Lo único seguro es que sólo en su tumba Jim Morrison cumplió su más grande sueño: pertenecer al olimpo de las letras. Hoy, sus restos yacen al lado de los de Oscar Wilde, Honorato de Balzac y Molière. Y un poco más lejos de los de Arthur Rimbaud, su gran ídolo, acaso el culpable de que Morrison viviera tan deprisa. Jim nunca entendió cómo el poeta francés escribió toda su obra hasta los 19 años. Jim, a los 27, sentía que sólo escribía canciones para tararear, como lo admitió en varias entrevistas públicas.

Sus biógrafos describen sus últimos días en un departamento de lujo de la capital de Francia, donde vivió con Pamela, la mujer de la que se enamoró desde su adolescencia en Venice Beach: “Era el primer día de julio y el calor en París era infernal. Jim estaba sumido en un abismo de terrible desánimo. Llevaba mucho tiempo bebiendo y ahora intentaba dejarlo de una vez por todas. Intentaba escribir, captar la deprimente situación y convertirla en algo creativo, pero no lo conseguía. Estaba hundido en una silla delante del comedor, esperando a que le llegaran las palabras. Lo poco que escribía no hacía honor a la fama de Morrison. Y él lo sabía”, describen Danny Suggerman y Jerry Hopkins.

Antes de formar The Doors con Ray Manzarek, Robby Kireger y John Densmore, Morrison estudiaba cine en la UCLA. Creía que, bien conceptualizada, una película podía tener el mismo valor estético que un poema. Pero en las clases Jim no era propiamente el más popular. Sus trabajos resultaban demasiado experimentales. El director Oliver Stone muestra, en su película The Doors, cómo los primeros cortos de Jim espantaban a propios y extraños, con imágenes sexuales que intentaban explicar el significado del león en la filosofía nietzscheana.

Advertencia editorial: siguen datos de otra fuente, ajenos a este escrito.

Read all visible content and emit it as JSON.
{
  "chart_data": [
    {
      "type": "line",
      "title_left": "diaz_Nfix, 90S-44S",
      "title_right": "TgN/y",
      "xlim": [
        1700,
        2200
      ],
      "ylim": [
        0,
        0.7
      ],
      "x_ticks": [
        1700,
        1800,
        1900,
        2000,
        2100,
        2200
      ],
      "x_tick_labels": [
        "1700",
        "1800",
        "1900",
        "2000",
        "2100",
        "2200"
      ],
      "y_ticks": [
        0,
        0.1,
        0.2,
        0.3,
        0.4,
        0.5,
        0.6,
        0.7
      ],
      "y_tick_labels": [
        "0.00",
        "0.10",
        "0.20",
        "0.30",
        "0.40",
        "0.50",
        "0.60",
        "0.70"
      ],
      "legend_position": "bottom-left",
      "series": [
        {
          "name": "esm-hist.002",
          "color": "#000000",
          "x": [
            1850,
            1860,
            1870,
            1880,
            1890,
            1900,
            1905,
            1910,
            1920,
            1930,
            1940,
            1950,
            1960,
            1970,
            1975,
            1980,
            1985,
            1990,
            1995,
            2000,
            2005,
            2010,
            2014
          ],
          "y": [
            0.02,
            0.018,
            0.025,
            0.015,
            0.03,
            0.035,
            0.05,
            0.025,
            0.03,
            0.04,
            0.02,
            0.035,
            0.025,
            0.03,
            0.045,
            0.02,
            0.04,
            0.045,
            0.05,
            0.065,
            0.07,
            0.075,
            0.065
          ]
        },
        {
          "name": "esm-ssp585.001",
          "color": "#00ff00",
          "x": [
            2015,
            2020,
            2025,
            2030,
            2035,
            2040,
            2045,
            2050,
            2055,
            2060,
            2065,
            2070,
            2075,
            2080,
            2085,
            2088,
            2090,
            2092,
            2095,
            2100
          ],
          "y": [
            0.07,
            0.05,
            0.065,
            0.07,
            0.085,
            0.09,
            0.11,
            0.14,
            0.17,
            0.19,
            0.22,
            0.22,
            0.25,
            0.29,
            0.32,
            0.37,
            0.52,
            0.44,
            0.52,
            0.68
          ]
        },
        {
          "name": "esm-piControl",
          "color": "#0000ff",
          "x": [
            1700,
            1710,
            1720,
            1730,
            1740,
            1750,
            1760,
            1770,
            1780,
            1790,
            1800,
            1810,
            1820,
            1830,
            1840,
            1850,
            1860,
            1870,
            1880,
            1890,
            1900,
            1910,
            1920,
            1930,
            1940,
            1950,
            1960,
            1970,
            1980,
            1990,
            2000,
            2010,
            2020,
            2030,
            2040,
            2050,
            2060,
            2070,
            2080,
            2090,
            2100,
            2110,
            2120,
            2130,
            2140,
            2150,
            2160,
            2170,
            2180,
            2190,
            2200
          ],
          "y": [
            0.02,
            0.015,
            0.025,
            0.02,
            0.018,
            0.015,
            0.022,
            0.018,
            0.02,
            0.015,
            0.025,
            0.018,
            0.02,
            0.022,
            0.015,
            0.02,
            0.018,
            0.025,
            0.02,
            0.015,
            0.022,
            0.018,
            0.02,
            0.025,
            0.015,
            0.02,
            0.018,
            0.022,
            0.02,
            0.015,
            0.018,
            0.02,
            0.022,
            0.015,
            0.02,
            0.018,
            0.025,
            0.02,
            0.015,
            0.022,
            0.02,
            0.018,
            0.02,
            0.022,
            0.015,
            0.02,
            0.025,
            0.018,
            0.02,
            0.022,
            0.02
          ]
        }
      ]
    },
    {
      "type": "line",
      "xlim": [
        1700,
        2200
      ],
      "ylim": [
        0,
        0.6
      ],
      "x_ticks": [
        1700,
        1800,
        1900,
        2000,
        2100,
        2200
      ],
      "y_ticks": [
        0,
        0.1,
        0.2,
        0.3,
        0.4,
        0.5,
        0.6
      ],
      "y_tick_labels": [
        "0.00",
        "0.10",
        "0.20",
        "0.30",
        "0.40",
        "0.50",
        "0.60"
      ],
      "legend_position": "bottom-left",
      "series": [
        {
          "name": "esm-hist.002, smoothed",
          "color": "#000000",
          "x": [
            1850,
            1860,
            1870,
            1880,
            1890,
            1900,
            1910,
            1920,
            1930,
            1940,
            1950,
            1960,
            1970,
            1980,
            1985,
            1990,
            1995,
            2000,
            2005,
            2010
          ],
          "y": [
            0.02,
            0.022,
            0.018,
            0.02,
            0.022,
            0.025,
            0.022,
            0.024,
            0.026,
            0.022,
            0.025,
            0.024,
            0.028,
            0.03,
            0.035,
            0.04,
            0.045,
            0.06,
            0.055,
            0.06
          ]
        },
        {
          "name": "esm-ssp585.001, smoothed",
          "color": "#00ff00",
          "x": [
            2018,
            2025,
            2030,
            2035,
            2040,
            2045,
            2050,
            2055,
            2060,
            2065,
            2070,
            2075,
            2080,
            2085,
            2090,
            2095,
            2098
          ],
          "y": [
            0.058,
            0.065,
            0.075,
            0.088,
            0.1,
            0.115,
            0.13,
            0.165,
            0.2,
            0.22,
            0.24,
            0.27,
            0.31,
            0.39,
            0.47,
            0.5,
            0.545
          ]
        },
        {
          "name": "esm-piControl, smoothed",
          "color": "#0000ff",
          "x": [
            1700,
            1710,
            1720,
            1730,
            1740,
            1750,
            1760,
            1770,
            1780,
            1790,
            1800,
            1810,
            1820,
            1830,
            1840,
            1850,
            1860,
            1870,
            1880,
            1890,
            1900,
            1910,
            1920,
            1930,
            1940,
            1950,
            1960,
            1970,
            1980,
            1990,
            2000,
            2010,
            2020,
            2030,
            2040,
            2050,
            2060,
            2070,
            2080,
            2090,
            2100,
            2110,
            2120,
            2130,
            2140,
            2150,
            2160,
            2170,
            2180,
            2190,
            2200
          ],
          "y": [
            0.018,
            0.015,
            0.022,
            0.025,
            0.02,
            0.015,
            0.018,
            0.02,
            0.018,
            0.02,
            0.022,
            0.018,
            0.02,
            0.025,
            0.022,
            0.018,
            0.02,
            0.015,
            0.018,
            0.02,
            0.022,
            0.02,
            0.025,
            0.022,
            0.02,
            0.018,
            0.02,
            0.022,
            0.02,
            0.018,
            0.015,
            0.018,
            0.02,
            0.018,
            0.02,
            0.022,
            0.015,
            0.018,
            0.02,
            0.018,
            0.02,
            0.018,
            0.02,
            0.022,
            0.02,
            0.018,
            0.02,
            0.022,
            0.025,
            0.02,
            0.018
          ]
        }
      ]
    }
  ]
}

No era el único. En 1967, el año de explosión musical que permitió que dos años después sucediera el Verano del Amor, las nuevas generaciones soñaron con un mundo libre de autoritarismo. Todos, al menos en las clases medias del mundo occidental, se sublevaron contra las instituciones: la familia, el gobierno, la policía… Unos tomaron el lápiz, otros la guitarra y, algunos menos, intentaron hacer ambas cosas, como Morrison.

“Como resultado de la Segunda Guerra Mundial, por primera vez los jóvenes tuvieron acceso a la cultura de forma masiva: se ampliaron las universidades públicas y crecieron las industrias del ocio, entre ellas la música”, explica Salvador Mendiola, académico de la UNAM y experto en movimientos contraculturales. “Era una generación muy creativa y experimental, y eso generó, por supuesto, Beatles millonarios, pero también millones de bohemios fracasados”.

Los libros de Jim Morrison nunca alcanzaron el éxito. Fueron repartidos entre amigos de los Doors y círculos artísticos muy específicos, como las camarillas underground de Andy Warhol. Pero sus otros ídolos, los escritores beatnik, como Jack Kerouak o Allen Ginsberg, jamás los leyeron. Cobraron popularidad post mortem. Hoy pueden encontrarse en México dos de sus libros de poesía: Las nuevas criaturas y Una oración americana, ambos publicados meses antes de su muerte.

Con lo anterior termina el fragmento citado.